Now that I have my seven teams (the Bears, the Titans, the Browns, the Giants, the Panthers, the Ravens, and the Jaguars) I can make my prediction. Collectively, those seven teams have 61 rushing touchdowns against just 43 passing, meaning they've rushed for 42% more touchdowns than they've passed for. Over the next four weeks, through the magic of regression, I predict they'll have more passing touchdowns than rushing touchdowns.
One might wonder why I care about a statistic as esoteric as "percentage of touchdowns coming through the air". The simple truth is that how many touchdowns a team scores is a function of how good its offense is, but how it scores those touchdowns is much more random, especially over small samples.

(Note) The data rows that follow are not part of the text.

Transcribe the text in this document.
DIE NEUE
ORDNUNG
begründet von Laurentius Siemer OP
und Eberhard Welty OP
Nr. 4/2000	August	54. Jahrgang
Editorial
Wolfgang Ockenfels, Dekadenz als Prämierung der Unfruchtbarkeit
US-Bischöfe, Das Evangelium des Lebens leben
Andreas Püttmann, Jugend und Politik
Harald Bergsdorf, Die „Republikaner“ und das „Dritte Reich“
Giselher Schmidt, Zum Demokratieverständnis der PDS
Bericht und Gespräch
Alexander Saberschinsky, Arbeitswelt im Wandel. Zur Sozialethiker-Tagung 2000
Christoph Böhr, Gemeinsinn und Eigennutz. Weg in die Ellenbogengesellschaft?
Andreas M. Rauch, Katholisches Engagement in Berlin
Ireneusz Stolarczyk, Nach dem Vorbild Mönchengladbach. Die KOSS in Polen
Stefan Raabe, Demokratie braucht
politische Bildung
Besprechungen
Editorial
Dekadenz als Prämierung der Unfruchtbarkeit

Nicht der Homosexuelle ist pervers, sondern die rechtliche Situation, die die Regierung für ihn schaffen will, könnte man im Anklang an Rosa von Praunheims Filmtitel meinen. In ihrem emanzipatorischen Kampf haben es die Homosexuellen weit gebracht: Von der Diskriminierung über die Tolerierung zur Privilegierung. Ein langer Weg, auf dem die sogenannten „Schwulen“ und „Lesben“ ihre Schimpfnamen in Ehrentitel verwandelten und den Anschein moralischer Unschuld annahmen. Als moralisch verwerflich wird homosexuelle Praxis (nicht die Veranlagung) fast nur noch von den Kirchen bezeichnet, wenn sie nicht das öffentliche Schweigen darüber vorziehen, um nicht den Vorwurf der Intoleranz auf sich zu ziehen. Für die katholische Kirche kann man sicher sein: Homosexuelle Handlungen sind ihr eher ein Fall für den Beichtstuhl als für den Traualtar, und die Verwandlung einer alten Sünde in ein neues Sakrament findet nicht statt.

Knowing that Tennessee is scoring "too many" rushing touchdowns has big implications when it comes to predicting the next four weeks for Derrick Henry, Ryan Tannehill, A.J. Brown, Julio Jones, and the rest of the team. Similarly, when setting expectations for Joe Mixon and JaMarr Chase it's worth knowing that the Bengals have an unsustainable rate of passing touchdowns. And so on. The key to harnessing regression to the mean is focusing on things we don't really care about, like yards per carry or touchdown mix, but which impact things we do care about, like rushing yards or rushing touchdowns.